The top ten pathology differential presented here is a deliberate reminder that the acute stroke MRI protocol is not solely a tool for confirming large-vessel MCA occlusion. It must also reliably identify venous infarction, PRES, hypoxic-ischaemic injury, haemorrhagic transformation, arterial dissection, and vasculitis — conditions whose management diverges sharply from standard ischaemic stroke pathways, and whose misclassification carries real clinical consequences. The three-tier pitfall framework — scanning, interpretation, and clinical action — exists precisely because these errors cluster at different points in the pathway and demand different corrective strategies: protocol-card engineering for radiographers, structured ADC cross-referencing for radiologists, and closed-loop communication discipline for treating physicians.

Finally, the growing role of FDA-cleared and CE-marked AI triage software does not remove the burden of technical excellence from the imaging team — it raises it. Automated large-vessel-occlusion detection, ASPECTS-DWI scoring, and perfusion-mismatch calculation all inherit the technical quality of the underlying acquisition, which means the susceptibility-mitigation and bolus-timing discipline covered throughout this article is now, in effect, an input specification for every downstream AI tool as well as for the human radiologist. A department that masters the fundamentals of the acute stroke MRI protocol described here is simultaneously building the technical foundation for reliable AI-assisted stroke triage, and that alignment between operational excellence and technological readiness is precisely what defines a modern comprehensive stroke centre.

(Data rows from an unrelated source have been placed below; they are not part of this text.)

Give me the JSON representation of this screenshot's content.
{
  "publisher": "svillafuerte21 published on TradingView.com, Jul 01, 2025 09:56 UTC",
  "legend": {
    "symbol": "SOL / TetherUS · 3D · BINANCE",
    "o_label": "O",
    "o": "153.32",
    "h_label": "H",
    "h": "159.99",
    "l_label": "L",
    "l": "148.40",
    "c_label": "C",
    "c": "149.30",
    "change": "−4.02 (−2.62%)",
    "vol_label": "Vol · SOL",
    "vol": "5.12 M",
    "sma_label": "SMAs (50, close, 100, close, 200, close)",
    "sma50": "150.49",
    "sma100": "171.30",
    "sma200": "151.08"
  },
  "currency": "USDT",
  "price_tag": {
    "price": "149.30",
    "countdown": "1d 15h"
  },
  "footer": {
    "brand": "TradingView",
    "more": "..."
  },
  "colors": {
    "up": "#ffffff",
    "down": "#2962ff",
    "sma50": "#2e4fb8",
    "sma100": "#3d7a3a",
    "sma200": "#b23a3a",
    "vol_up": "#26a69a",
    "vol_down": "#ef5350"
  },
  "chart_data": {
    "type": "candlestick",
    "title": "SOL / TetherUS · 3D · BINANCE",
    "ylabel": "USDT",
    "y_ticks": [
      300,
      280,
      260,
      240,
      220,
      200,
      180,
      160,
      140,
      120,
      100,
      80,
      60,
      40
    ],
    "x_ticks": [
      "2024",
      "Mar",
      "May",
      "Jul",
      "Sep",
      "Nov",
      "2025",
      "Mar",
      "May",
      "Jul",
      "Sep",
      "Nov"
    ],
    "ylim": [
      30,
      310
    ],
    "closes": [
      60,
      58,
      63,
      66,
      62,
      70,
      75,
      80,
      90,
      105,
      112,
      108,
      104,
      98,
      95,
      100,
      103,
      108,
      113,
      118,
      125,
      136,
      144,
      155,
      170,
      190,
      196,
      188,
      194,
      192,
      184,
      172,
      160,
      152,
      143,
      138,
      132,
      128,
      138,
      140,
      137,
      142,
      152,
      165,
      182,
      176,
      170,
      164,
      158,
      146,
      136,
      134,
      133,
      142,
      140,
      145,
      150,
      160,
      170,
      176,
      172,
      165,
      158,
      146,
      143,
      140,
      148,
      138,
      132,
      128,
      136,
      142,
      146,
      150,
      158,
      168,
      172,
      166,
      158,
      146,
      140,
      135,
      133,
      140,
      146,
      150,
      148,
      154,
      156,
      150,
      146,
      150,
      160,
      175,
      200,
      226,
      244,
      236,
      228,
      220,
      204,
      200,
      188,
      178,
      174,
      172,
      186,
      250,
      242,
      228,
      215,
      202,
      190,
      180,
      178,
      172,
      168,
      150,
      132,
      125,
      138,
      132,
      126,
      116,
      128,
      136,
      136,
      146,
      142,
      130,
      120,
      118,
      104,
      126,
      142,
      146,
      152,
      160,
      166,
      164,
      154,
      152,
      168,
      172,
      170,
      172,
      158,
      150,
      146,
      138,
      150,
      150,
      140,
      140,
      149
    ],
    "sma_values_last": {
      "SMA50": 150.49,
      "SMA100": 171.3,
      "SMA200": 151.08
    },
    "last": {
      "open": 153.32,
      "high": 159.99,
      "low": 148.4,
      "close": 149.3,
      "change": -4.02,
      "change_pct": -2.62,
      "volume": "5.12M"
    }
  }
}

Ultimately, every technical and clinical element covered in this article — vascular anatomy, relaxation physics, sequence order, contrast bolus dynamics, SAR management, pathology recognition, and the three-tier pitfall framework — exists in service of a single, unifying outcome: getting an accurate, actionable answer to the stroke team as fast as safely possible. The acute stroke MRI protocol will continue to evolve as faster gradients, higher-channel-count coils, and more capable AI triage tools become standard, but the underlying physiological logic connecting cytotoxic oedema, restricted diffusion, and the DWI-ADC signature will remain the diagnostic foundation this entire protocol is built upon for the foreseeable future.